Com oficinas, palestras, rodas de
conversa, exposições, shows e feira,
o festival transforma Cunha em um
grande encontro de histórias,
técnicas e experiências moldadas
pela memória e pelas mãos.
A edição de 2026 convida o público a um mergulho nas origens da cerâmica de Cunha. Com uma homenagem especial às paneleiras, o tema destaca as tradições herdadas dos povos indígenas que habitaram a região — saberes que atravessam o tempo e seguem sendo transmitidos de geração em geração. O festival também se afirma como um espaço de encontro e troca, promovendo o diálogo entre artistas e artesãos de diferentes regiões do país.

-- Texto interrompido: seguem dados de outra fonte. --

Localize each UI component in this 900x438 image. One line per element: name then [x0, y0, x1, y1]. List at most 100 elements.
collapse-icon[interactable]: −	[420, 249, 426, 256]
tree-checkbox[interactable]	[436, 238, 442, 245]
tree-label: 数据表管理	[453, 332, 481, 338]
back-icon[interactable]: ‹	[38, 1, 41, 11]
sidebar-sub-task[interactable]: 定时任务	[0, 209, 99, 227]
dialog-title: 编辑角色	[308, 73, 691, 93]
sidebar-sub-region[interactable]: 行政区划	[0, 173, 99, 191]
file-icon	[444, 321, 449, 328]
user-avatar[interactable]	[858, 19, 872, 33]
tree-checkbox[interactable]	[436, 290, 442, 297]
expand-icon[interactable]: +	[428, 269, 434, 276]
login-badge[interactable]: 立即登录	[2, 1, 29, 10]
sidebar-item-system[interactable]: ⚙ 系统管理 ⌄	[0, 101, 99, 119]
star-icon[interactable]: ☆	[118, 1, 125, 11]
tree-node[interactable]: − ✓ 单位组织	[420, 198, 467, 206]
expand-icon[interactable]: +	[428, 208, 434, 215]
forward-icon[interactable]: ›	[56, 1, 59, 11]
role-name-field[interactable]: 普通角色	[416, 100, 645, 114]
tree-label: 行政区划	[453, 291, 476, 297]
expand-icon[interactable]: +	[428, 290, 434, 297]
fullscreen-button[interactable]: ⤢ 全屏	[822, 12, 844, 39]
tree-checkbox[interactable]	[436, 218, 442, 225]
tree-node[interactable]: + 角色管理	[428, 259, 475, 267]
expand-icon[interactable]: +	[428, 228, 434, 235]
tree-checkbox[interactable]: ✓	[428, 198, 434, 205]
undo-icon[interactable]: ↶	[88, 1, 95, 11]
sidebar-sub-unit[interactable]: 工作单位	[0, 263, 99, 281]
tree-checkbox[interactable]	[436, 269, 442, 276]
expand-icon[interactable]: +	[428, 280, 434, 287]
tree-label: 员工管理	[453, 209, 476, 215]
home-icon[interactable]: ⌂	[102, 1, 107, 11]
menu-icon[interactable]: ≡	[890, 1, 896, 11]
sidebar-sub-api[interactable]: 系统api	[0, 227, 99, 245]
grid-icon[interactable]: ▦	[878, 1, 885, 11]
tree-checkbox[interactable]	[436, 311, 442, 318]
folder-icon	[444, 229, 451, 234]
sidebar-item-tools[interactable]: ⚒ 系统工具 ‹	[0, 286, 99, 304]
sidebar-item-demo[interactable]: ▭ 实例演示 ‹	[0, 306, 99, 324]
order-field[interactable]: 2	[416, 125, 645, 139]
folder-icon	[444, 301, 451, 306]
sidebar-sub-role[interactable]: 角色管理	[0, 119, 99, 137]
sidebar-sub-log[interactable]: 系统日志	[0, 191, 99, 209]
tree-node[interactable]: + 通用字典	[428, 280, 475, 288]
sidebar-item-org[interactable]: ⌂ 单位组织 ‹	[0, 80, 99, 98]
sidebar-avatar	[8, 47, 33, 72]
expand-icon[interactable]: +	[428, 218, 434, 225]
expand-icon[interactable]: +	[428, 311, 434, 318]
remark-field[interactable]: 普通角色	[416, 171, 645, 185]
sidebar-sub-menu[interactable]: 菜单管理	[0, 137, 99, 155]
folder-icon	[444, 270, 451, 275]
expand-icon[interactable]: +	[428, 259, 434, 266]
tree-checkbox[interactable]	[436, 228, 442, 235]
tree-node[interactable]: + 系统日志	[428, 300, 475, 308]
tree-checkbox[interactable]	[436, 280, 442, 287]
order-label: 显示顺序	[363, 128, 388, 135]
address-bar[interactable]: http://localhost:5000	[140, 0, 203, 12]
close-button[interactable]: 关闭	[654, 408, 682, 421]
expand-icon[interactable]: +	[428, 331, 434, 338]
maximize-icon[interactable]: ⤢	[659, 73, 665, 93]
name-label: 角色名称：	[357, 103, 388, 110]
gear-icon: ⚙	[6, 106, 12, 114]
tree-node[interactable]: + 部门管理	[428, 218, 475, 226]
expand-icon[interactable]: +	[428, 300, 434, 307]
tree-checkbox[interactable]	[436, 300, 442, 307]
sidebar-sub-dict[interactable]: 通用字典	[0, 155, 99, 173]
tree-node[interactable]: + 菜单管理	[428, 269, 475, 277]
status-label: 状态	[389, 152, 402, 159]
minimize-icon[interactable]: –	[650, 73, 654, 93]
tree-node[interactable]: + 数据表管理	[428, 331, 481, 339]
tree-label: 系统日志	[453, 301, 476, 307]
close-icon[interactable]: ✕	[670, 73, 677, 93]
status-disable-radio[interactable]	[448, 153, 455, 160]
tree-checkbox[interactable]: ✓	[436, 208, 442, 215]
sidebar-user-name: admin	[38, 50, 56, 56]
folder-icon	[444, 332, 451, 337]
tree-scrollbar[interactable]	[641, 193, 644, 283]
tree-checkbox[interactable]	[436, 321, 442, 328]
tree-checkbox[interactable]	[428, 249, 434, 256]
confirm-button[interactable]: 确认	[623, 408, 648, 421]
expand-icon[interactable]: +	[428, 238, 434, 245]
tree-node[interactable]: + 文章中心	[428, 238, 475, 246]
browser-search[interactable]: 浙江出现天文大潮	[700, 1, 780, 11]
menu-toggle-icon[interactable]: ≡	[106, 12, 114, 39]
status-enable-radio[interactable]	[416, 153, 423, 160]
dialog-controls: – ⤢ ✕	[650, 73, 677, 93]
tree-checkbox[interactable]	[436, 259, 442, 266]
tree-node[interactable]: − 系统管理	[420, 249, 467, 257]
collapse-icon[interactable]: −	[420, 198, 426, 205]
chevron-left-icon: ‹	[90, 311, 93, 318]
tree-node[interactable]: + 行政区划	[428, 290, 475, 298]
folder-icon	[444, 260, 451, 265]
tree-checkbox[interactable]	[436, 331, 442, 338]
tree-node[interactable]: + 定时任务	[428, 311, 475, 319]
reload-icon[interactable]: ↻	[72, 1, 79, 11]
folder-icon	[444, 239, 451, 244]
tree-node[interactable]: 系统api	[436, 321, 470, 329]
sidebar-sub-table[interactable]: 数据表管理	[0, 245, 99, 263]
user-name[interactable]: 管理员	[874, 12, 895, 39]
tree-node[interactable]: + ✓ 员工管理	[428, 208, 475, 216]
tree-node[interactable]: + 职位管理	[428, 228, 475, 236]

O Festival realiza seu circuito oficial de ateliês em colaboração com guias locais, oferecendo ao público uma experiência imersiva nos processos da cerâmica de Cunha.
Além dos Ateliês, Cunha dispõe de
uma variedade de espaços e
iniciativas voltadas para a arte dacerâmica. Com curadoria e projetos próprios, o Festival organiza sua própria exposição, alinhada ao tema do ano, além de várias mostras de arte que ocorrem nos Ateliês da cidade durante o evento.
As festividades principais do evento.
Um feriado prolongado recheado de demonstrações, expositores, workshops, mostras de arte e muito mais!
Entre coletivos, artistas e fabricantes de insumos para cerâmica, o Festival contou com 70 expositores no ano de 2025. Com mais de 20.000 visitantes na edição deste ano, o Festival Internacional de Cerâmica de Cunha é um espaço que favorece o contato entre os ceramistas e os potenciais consumidores do fruto de sua arte.
O Palco de Palestras do Festival
Internacional de Cerâmica de Cunha já contou com passagens de
mestres e ceramistas renomados,
como Hideko Konna, Família Santana e Flavia Pircher. A programação do Festival conta com Mesas Redondas sobre diversos temas relacionados à cerâmica, desde a produção artística a empreendedorismo.
A programação do Festival é repleta de demonstrações que vão de queimas em fornos pré-colombianos e Raku a competições de torno. O evento também sempre conta com diversos artistas produzindo durante o evento.
A cerâmica de Cunha nasce da fusão entre a sabedoria dos povos
originários, preservada pelas paneleiras da cultura caipira, e a técnica
oriental introduzida em 1975. Ao longo de cinco décadas, a cidade
consolidou-se como referência ao reunir a maior concentração de fornos
Noborigama da América do Sul, formando novas gerações de ceramistas e
atraindo artistas de diferentes técnicas e estilos, distribuídos em mais
de 40 ateliês. Em reconhecimento a essa trajetória singular, em 2022,
Cunha recebeu do Governo Federal o título de Capital Nacional da
Cerâmica de Alta Temperatura (Lei no 14.363).
Nossa história começa muito antes do nosso CNPJ. Somos herdeiros do movimento iniciado em 1975, quando a técnica Noborigama chegou a Cunha e transformou a cidade. O Instituto Cultural da Cerâmica de Cunha nasceu da união desses artistas para proteger e expandir esse patrimônio. Evoluímos de um coletivo artístico para uma entidade de gestão cultural profissional. Hoje, o ICCC é a autoridade na representação da cerâmica de Cunha, atuando como ponte entre a tradição dos ateliês e o mercado global.